Growing up in a strict Southern Baptist household, where we went to church Sunday morning, Sunday evening and Wednesday evening, not to mention “Visitation” on Tuesday nights (where we would dress up, grab our Bibles and go knocking door to door in different neighborhoods to spread the gospel), it’s reasonably redundant to say rock music was forbidden. But when you have a home filled with eight children aged from five to eighteen-years old, some of the devil’s beatbox is inevitably going to slip thru the Christ-enforced cracks.
I was the second youngest of the eight kids, four of them being my step-sisters from my step-father’s first marriage. My step-sisters were a lot more rough and tumble than my real brother and sisters, having grown up in West Virginia, bouncing around semi-unsupervised for years before they moved in with us. They had a dangerous, rebellious air about them that was very appealing to my ten-year old psyche.
It was no surprise when they hit their teens that they started introducing the rock into our happy, Christian home. Looking back, their tastes were fairly benign, but at the time bringing Kiss’s “Love Gun” or Trooper’s “Raise a Little Hell” (
it says “HELL!” Gasp!) into our holiest of holy homes was incredibly revolutionary and not appreciated by my parents in the very least.
It usually went this way – a step-sister would bring a verboten 45 or LP into the house, play it a bit, my mother would discover it, tell my step-father, who would then seize and quite literally destroy said 45 or LP, either by smashing it to bits, or by my favorite means of cleansing, burning it in our trash barrel in the backyard. Vive le art.
So imagine the younger kids’ shock with second-oldest kid Donna waltzed into the dining room one evening after a trip to the Midway Mall wearing a Van Halen “flying VH” logo baseball t-shirt.
It was a white, three-quarter sleeve baseball t-shirt with a powder blue collar and sleeves and the VH logo smack dab in the middle.
It was so hot. I was insanely jealous.
Donna had thought this through. Since it only had the VH logo and not “Van Halen” or any other words on it, she figured Mom wouldn’t be hip enough to catch on that it was a rock t-shirt. Maybe she’d think it was some new fashion designer or jeans company, a la Jordache. So Donna brazenly flaunted her new purchase on her teenaged chest, right at our dining room table during supper.

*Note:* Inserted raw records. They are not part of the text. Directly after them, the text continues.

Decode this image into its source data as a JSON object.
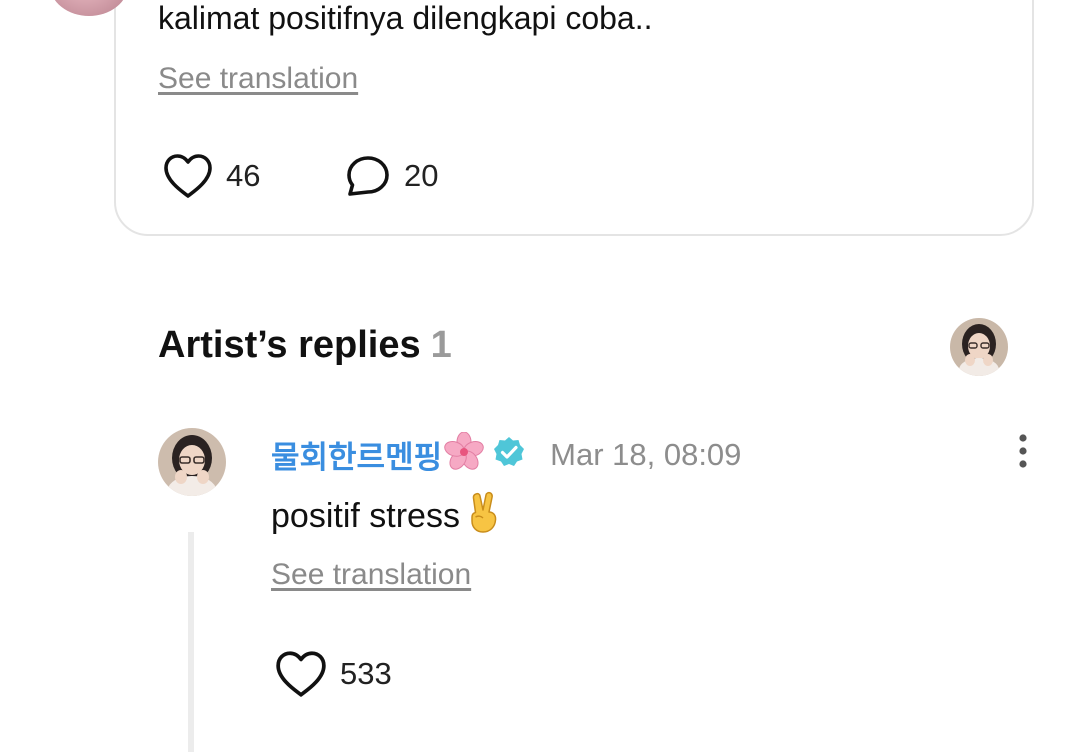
{
  "post": {
    "text": "kalimat positifnya dilengkapi coba..",
    "see_translation": "See translation",
    "likes": "46",
    "comments": "20"
  },
  "artist_replies": {
    "title": "Artist’s replies",
    "count": "1"
  },
  "reply": {
    "author": "물회한르멘핑",
    "author_emoji": "cherry-blossom-icon",
    "verified_icon": "verified-badge-icon",
    "timestamp": "Mar 18, 08:09",
    "text": "positif stress",
    "text_emoji": "victory-hand-icon",
    "see_translation": "See translation",
    "likes": "533"
  },
  "colors": {
    "author_name": "#3a8ee0",
    "verified": "#4fc6d8",
    "muted_text": "#8a8a8a",
    "card_border": "#e4e4e4",
    "thread_line": "#ececec"
  }
}
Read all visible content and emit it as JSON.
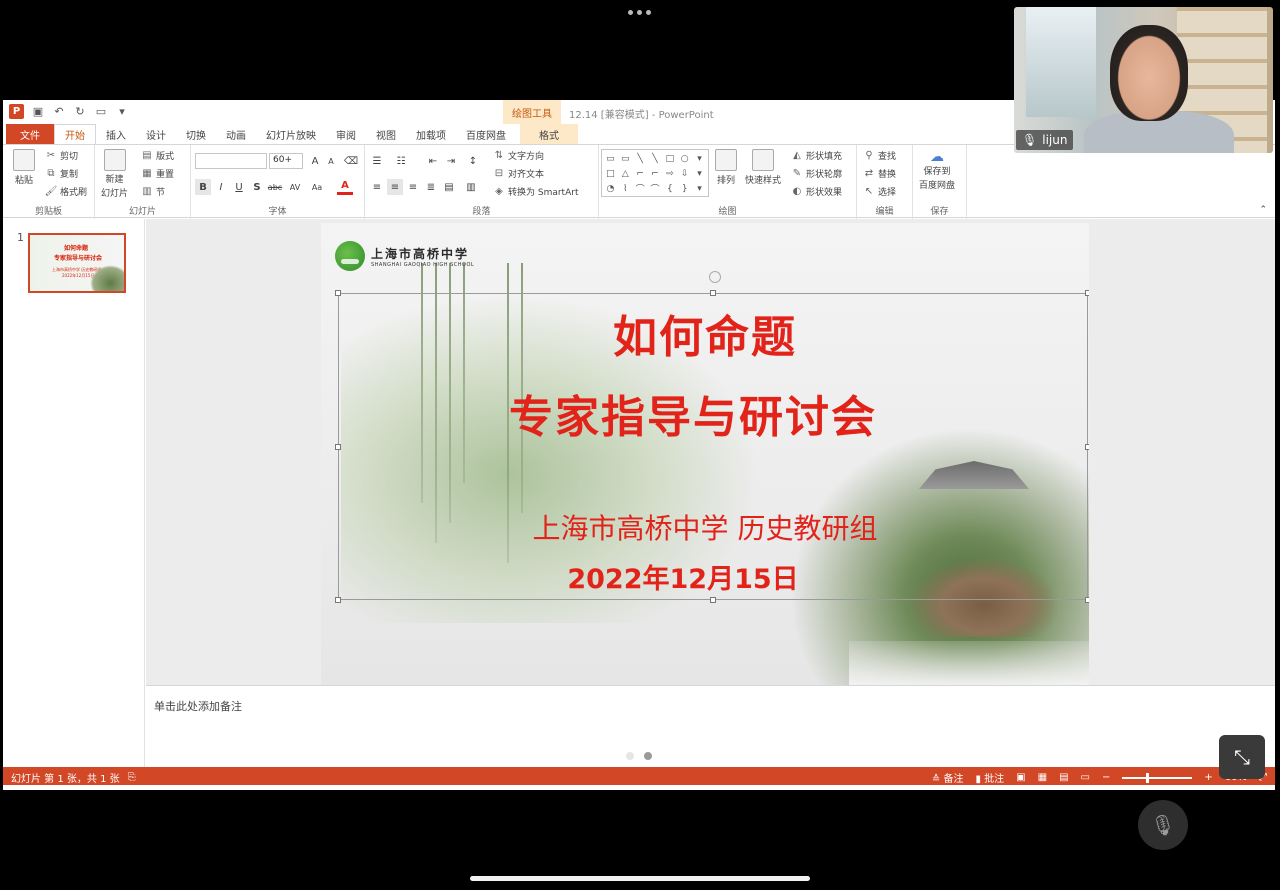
{
  "app": {
    "doc_title": "12.14 [兼容模式] - PowerPoint",
    "context_tab_label": "绘图工具"
  },
  "tabs": [
    {
      "label": "文件"
    },
    {
      "label": "开始"
    },
    {
      "label": "插入"
    },
    {
      "label": "设计"
    },
    {
      "label": "切换"
    },
    {
      "label": "动画"
    },
    {
      "label": "幻灯片放映"
    },
    {
      "label": "审阅"
    },
    {
      "label": "视图"
    },
    {
      "label": "加载项"
    },
    {
      "label": "百度网盘"
    },
    {
      "label": "格式"
    }
  ],
  "ribbon": {
    "clipboard": {
      "label": "剪贴板",
      "paste": "粘贴",
      "cut": "剪切",
      "copy": "复制",
      "format_painter": "格式刷"
    },
    "slides": {
      "label": "幻灯片",
      "new_slide_1": "新建",
      "new_slide_2": "幻灯片",
      "layout": "版式",
      "reset": "重置",
      "section": "节"
    },
    "font": {
      "label": "字体",
      "font_name": "",
      "font_size": "60+"
    },
    "paragraph": {
      "label": "段落",
      "text_direction": "文字方向",
      "align_text": "对齐文本",
      "smartart": "转换为 SmartArt"
    },
    "drawing": {
      "label": "绘图",
      "arrange": "排列",
      "quick_styles": "快速样式",
      "shape_fill": "形状填充",
      "shape_outline": "形状轮廓",
      "shape_effects": "形状效果"
    },
    "editing": {
      "label": "编辑",
      "find": "查找",
      "replace": "替换",
      "select": "选择"
    },
    "save": {
      "label": "保存",
      "save_to_1": "保存到",
      "save_to_2": "百度网盘"
    }
  },
  "thumbnail": {
    "number": "1",
    "line1": "如何命题",
    "line2": "专家指导与研讨会",
    "line3": "上海市高桥中学 历史教研组",
    "line4": "2022年12月15日"
  },
  "slide": {
    "school_name_cn": "上海市高桥中学",
    "school_name_en": "SHANGHAI GAOQIAO HIGH SCHOOL",
    "title_line1": "如何命题",
    "title_line2": "专家指导与研讨会",
    "subtitle": "上海市高桥中学 历史教研组",
    "date": "2022年12月15日"
  },
  "notes": {
    "placeholder": "单击此处添加备注"
  },
  "statusbar": {
    "slide_info": "幻灯片 第 1 张，共 1 张",
    "notes_label": "备注",
    "comments_label": "批注",
    "zoom": "60%"
  },
  "video": {
    "participant_name": "lijun"
  },
  "colors": {
    "accent": "#d24726",
    "slide_title": "#e2231a"
  }
}
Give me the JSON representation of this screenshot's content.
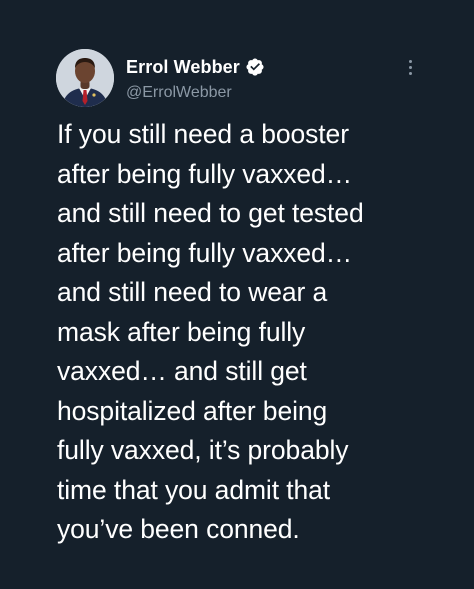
{
  "author": {
    "display_name": "Errol Webber",
    "handle": "@ErrolWebber",
    "verified": true,
    "avatar_icon": "profile-photo"
  },
  "menu": {
    "icon": "more-vertical-icon"
  },
  "tweet": {
    "lines": [
      "If you still need a booster",
      "after being fully vaxxed…",
      "and still need to get tested",
      "after being fully vaxxed…",
      "and still need to wear a",
      "mask after being fully",
      "vaxxed… and still get",
      "hospitalized after being",
      "fully vaxxed, it’s probably",
      "time that you admit that",
      "you’ve been conned."
    ]
  },
  "colors": {
    "background": "#15202b",
    "text": "#ffffff",
    "secondary_text": "#8b98a5",
    "verified_badge": "#ffffff"
  }
}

Ah, but good ‘ol Mom was hipper than we thought. She was keeping up on rock music trends courtesy of “Rock is the Tool of Satan” slideshows at our church. She knew exactly what Donna was wearing, and she was not about to let it slide.
“You’re not fooling me!” Mom announced confidently, just as Donna sat down at the table. “I know exactly what’s on that shirt!
"That’s that
Van Heflin!”
25 years later, that story still comes up every Thanksgiving.